The German Insurance Association (GDV) is pushing for more proportionality as part of the Solvency II reform. „Simpler rules commensurate to risk not only save costs, they also increase supervisory efficiency and thus add security for policyholders. It is therefore in everyone's interest to establish appropriate criteria for easing the rules and apply them automatically going forward in accordance with the proportionality principle. EIOPA is not going far enough in this regard“, argues GDV Chairman of the Management Board Jörg Asmussen.

A higher threshold promotes innovation

Specifically, EIOPA advocates only making Solvency II compulsory for insurers with an annual premium income of at least EUR 10 million. Right now, it starts at EUR 5 million. EU member states are to be authorised to increase the threshold up to EUR 25 million at national level.

Higher thresholds would ease the supervisory burden for small insurers operating at a national level. The EIOPA proposals will also most likely lower barriers to market entry for start-ups, thus encouraging innovation and competition.
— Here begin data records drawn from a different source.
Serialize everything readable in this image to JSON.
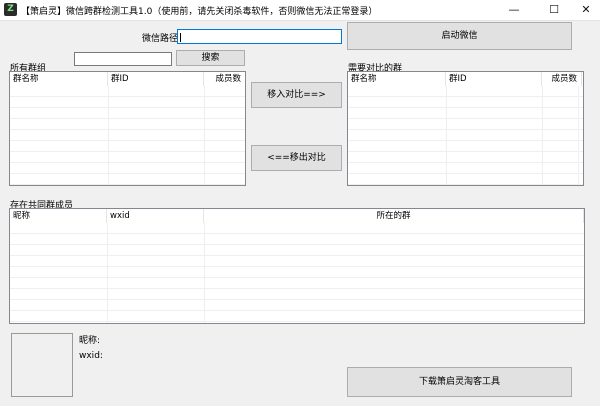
{
  "window": {
    "title": "【箫启灵】微信跨群检测工具1.0（使用前，请先关闭杀毒软件，否则微信无法正常登录）",
    "icon_letter": "Z",
    "controls": {
      "minimize": "—",
      "maximize": "☐",
      "close": "✕"
    }
  },
  "top": {
    "wechat_path_label": "微信路径:",
    "wechat_path_value": "",
    "launch_button": "启动微信"
  },
  "search": {
    "value": "",
    "button": "搜索"
  },
  "all_groups": {
    "label": "所有群组",
    "columns": [
      "群名称",
      "群ID",
      "成员数"
    ]
  },
  "compare_groups": {
    "label": "需要对比的群",
    "columns": [
      "群名称",
      "群ID",
      "成员数"
    ]
  },
  "move_in_button": "移入对比==>",
  "move_out_button": "<==移出对比",
  "common_members": {
    "label": "存在共同群成员",
    "columns": [
      "昵称",
      "wxid",
      "所在的群"
    ]
  },
  "detail": {
    "nickname_label": "昵称:",
    "wxid_label": "wxid:"
  },
  "download_button": "下载箫启灵淘客工具"
}
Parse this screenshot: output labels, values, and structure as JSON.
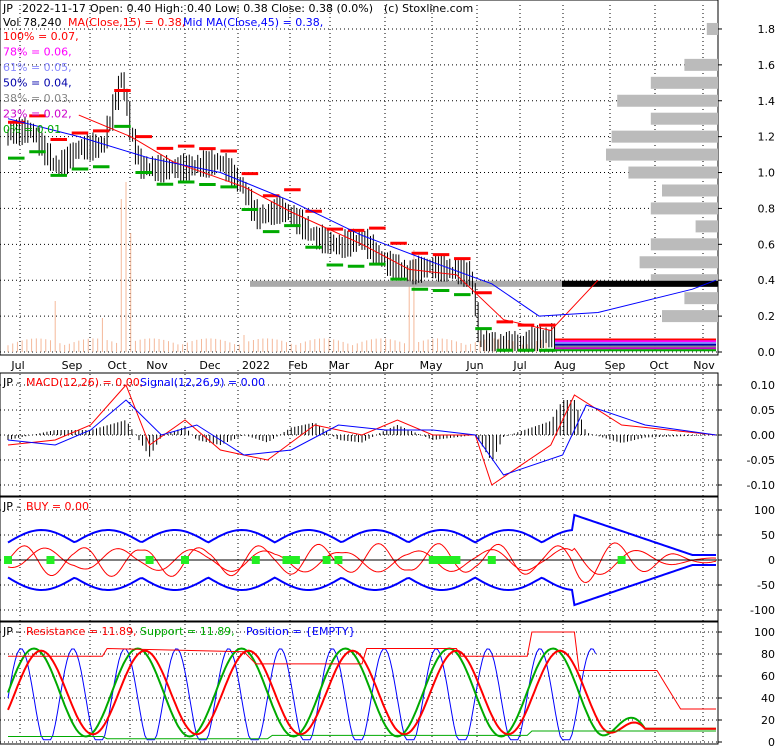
{
  "header": {
    "ticker": "JP",
    "date": "2022-11-17",
    "quote": "Open: 0.40  High: 0.40  Low: 0.38  Close: 0.38 (0.0%)",
    "source": "(c) Stoxline.com",
    "volume_line": "Vol 78,240",
    "ma15_label": "MA(Close,15) = 0.38,",
    "ma45_label": "Mid MA(Close,45) = 0.38,"
  },
  "fib_levels": [
    {
      "label": "100% = 0.07,",
      "color": "#ff0000"
    },
    {
      "label": "78% = 0.06,",
      "color": "#ff00ff"
    },
    {
      "label": "61% = 0.05,",
      "color": "#8888ff"
    },
    {
      "label": "50% = 0.04,",
      "color": "#0000aa"
    },
    {
      "label": "38% = 0.03,",
      "color": "#888888"
    },
    {
      "label": "23% = 0.02,",
      "color": "#cc00cc"
    },
    {
      "label": "0% = 0.01",
      "color": "#00aa00"
    }
  ],
  "colors": {
    "red": "#ff0000",
    "blue": "#0000ff",
    "green": "#00aa00",
    "black": "#000000",
    "gray": "#bbbbbb",
    "volume": "#f4b89a"
  },
  "x_axis_labels": [
    "Jul",
    "Sep",
    "Oct",
    "Nov",
    "Dec",
    "2022",
    "Feb",
    "Mar",
    "Apr",
    "May",
    "Jun",
    "Jul",
    "Aug",
    "Sep",
    "Oct",
    "Nov"
  ],
  "panels": {
    "macd": {
      "prefix": "JP - ",
      "name": "MACD(12,26) = 0.00,",
      "signal": "Signal(12,26,9) = 0.00"
    },
    "buy": {
      "prefix": "JP - ",
      "name": "BUY = 0.00"
    },
    "rsp": {
      "prefix": "JP - ",
      "resistance": "Resistance = 11.89,",
      "support": "Support = 11.89,",
      "position": "Position = {EMPTY}"
    }
  },
  "chart_data": [
    {
      "type": "candlestick",
      "title": "JP  2022-11-17 Open: 0.40  High: 0.40  Low: 0.38  Close: 0.38 (0.0%)",
      "ylim": [
        0,
        1.85
      ],
      "y_ticks": [
        "0.0",
        "0.2",
        "0.4",
        "0.6",
        "0.8",
        "1.0",
        "1.2",
        "1.4",
        "1.6",
        "1.8"
      ],
      "price_path": [
        [
          0,
          1.18
        ],
        [
          10,
          1.22
        ],
        [
          20,
          1.05
        ],
        [
          30,
          1.15
        ],
        [
          40,
          1.12
        ],
        [
          48,
          1.5
        ],
        [
          52,
          1.18
        ],
        [
          56,
          1.02
        ],
        [
          70,
          1.05
        ],
        [
          90,
          1.02
        ],
        [
          100,
          0.88
        ],
        [
          105,
          0.75
        ],
        [
          115,
          0.82
        ],
        [
          120,
          0.78
        ],
        [
          130,
          0.62
        ],
        [
          140,
          0.55
        ],
        [
          150,
          0.62
        ],
        [
          160,
          0.52
        ],
        [
          170,
          0.45
        ],
        [
          178,
          0.45
        ],
        [
          186,
          0.42
        ],
        [
          196,
          0.42
        ],
        [
          200,
          0.04
        ],
        [
          206,
          0.07
        ],
        [
          215,
          0.05
        ],
        [
          222,
          0.05
        ],
        [
          228,
          0.05
        ],
        [
          300,
          0.05
        ]
      ],
      "ma15_path": [
        [
          30,
          1.32
        ],
        [
          52,
          1.2
        ],
        [
          70,
          1.06
        ],
        [
          100,
          0.92
        ],
        [
          120,
          0.78
        ],
        [
          150,
          0.6
        ],
        [
          170,
          0.46
        ],
        [
          190,
          0.43
        ],
        [
          210,
          0.18
        ],
        [
          230,
          0.12
        ],
        [
          250,
          0.4
        ]
      ],
      "ma45_path": [
        [
          0,
          1.3
        ],
        [
          30,
          1.2
        ],
        [
          60,
          1.08
        ],
        [
          90,
          1.0
        ],
        [
          120,
          0.84
        ],
        [
          150,
          0.65
        ],
        [
          180,
          0.5
        ],
        [
          205,
          0.38
        ],
        [
          225,
          0.2
        ],
        [
          250,
          0.22
        ],
        [
          290,
          0.35
        ],
        [
          300,
          0.4
        ]
      ],
      "support_level": 0.38,
      "volume_spikes": [
        [
          20,
          0.3
        ],
        [
          40,
          0.2
        ],
        [
          48,
          0.9
        ],
        [
          50,
          1.0
        ],
        [
          52,
          0.7
        ],
        [
          100,
          0.1
        ],
        [
          170,
          0.5
        ],
        [
          172,
          0.6
        ]
      ],
      "volume_profile_rows": [
        [
          1.8,
          0.1
        ],
        [
          1.6,
          0.3
        ],
        [
          1.5,
          0.6
        ],
        [
          1.4,
          0.9
        ],
        [
          1.3,
          0.6
        ],
        [
          1.2,
          0.95
        ],
        [
          1.1,
          1.0
        ],
        [
          1.0,
          0.8
        ],
        [
          0.9,
          0.5
        ],
        [
          0.8,
          0.6
        ],
        [
          0.7,
          0.2
        ],
        [
          0.6,
          0.6
        ],
        [
          0.5,
          0.7
        ],
        [
          0.4,
          0.6
        ],
        [
          0.3,
          0.3
        ],
        [
          0.2,
          0.5
        ]
      ]
    },
    {
      "type": "line",
      "title": "MACD(12,26) = 0.00, Signal(12,26,9) = 0.00",
      "ylim": [
        -0.12,
        0.12
      ],
      "y_ticks": [
        "0.10",
        "0.05",
        "0.00",
        "-0.05",
        "-0.10"
      ],
      "series": [
        {
          "name": "MACD(12,26)",
          "values": [
            [
              0,
              -0.02
            ],
            [
              20,
              -0.01
            ],
            [
              35,
              0.02
            ],
            [
              50,
              0.1
            ],
            [
              60,
              -0.02
            ],
            [
              75,
              0.03
            ],
            [
              90,
              -0.03
            ],
            [
              110,
              -0.05
            ],
            [
              130,
              0.02
            ],
            [
              150,
              0.0
            ],
            [
              165,
              0.03
            ],
            [
              180,
              0.0
            ],
            [
              198,
              0.0
            ],
            [
              205,
              -0.1
            ],
            [
              230,
              -0.02
            ],
            [
              240,
              0.08
            ],
            [
              260,
              0.02
            ],
            [
              300,
              0.0
            ]
          ]
        },
        {
          "name": "Signal(12,26,9)",
          "values": [
            [
              0,
              -0.01
            ],
            [
              20,
              -0.02
            ],
            [
              35,
              0.01
            ],
            [
              50,
              0.07
            ],
            [
              65,
              0.0
            ],
            [
              80,
              0.02
            ],
            [
              100,
              -0.04
            ],
            [
              120,
              -0.03
            ],
            [
              140,
              0.02
            ],
            [
              160,
              0.01
            ],
            [
              180,
              0.01
            ],
            [
              198,
              0.0
            ],
            [
              210,
              -0.08
            ],
            [
              235,
              -0.04
            ],
            [
              245,
              0.06
            ],
            [
              270,
              0.02
            ],
            [
              300,
              0.0
            ]
          ]
        }
      ]
    },
    {
      "type": "line",
      "title": "BUY = 0.00",
      "ylim": [
        -120,
        120
      ],
      "y_ticks": [
        "100",
        "50",
        "0",
        "-50",
        "-100"
      ],
      "series": [
        {
          "name": "BUY",
          "values": [
            [
              0,
              0
            ],
            [
              300,
              0
            ]
          ]
        }
      ],
      "buy_markers": [
        0,
        18,
        60,
        75,
        105,
        118,
        120,
        122,
        135,
        140,
        180,
        182,
        185,
        188,
        190,
        205,
        260
      ]
    },
    {
      "type": "line",
      "title": "Resistance = 11.89, Support = 11.89, Position = {EMPTY}",
      "ylim": [
        0,
        100
      ],
      "y_ticks": [
        "100",
        "80",
        "60",
        "40",
        "20",
        "0"
      ],
      "series": [
        {
          "name": "Resistance",
          "values": [
            [
              0,
              78
            ],
            [
              40,
              78
            ],
            [
              42,
              85
            ],
            [
              100,
              82
            ],
            [
              105,
              71
            ],
            [
              150,
              71
            ],
            [
              152,
              85
            ],
            [
              190,
              85
            ],
            [
              192,
              78
            ],
            [
              220,
              78
            ],
            [
              222,
              100
            ],
            [
              240,
              100
            ],
            [
              242,
              65
            ],
            [
              275,
              65
            ],
            [
              285,
              30
            ],
            [
              300,
              30
            ]
          ]
        },
        {
          "name": "Support",
          "values": [
            [
              0,
              5
            ],
            [
              40,
              5
            ],
            [
              42,
              3
            ],
            [
              110,
              3
            ],
            [
              112,
              6
            ],
            [
              220,
              6
            ],
            [
              222,
              10
            ],
            [
              270,
              10
            ],
            [
              300,
              10
            ]
          ]
        },
        {
          "name": "Position",
          "values": [
            [
              0,
              30
            ],
            [
              300,
              30
            ]
          ]
        }
      ]
    }
  ]
}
Proportionality is still too restrictive

The GDV supports tying easing measures to specific criteria and automatically implementing them. That brings more legal certainty and reduces the burden on both the supervisory authority and the companies. Nonetheless, the EIOPA proposals regarding the implementation of the proportionality principle don't go far enough, as the definition of a company with a low risk profile (low-risk undertakings) is far too restrictive. The supervisory authority wants the new procedure to be exclusively for insurers with premium income of up to EUR 100 million.

That would exclude smaller and medium-sized German insurers from the automatic application of the proportionality principle – even if they have excellent solvency and a low-risk business model. The criteria for the automated process must be adjusted to release the full potential of the proportionality principle.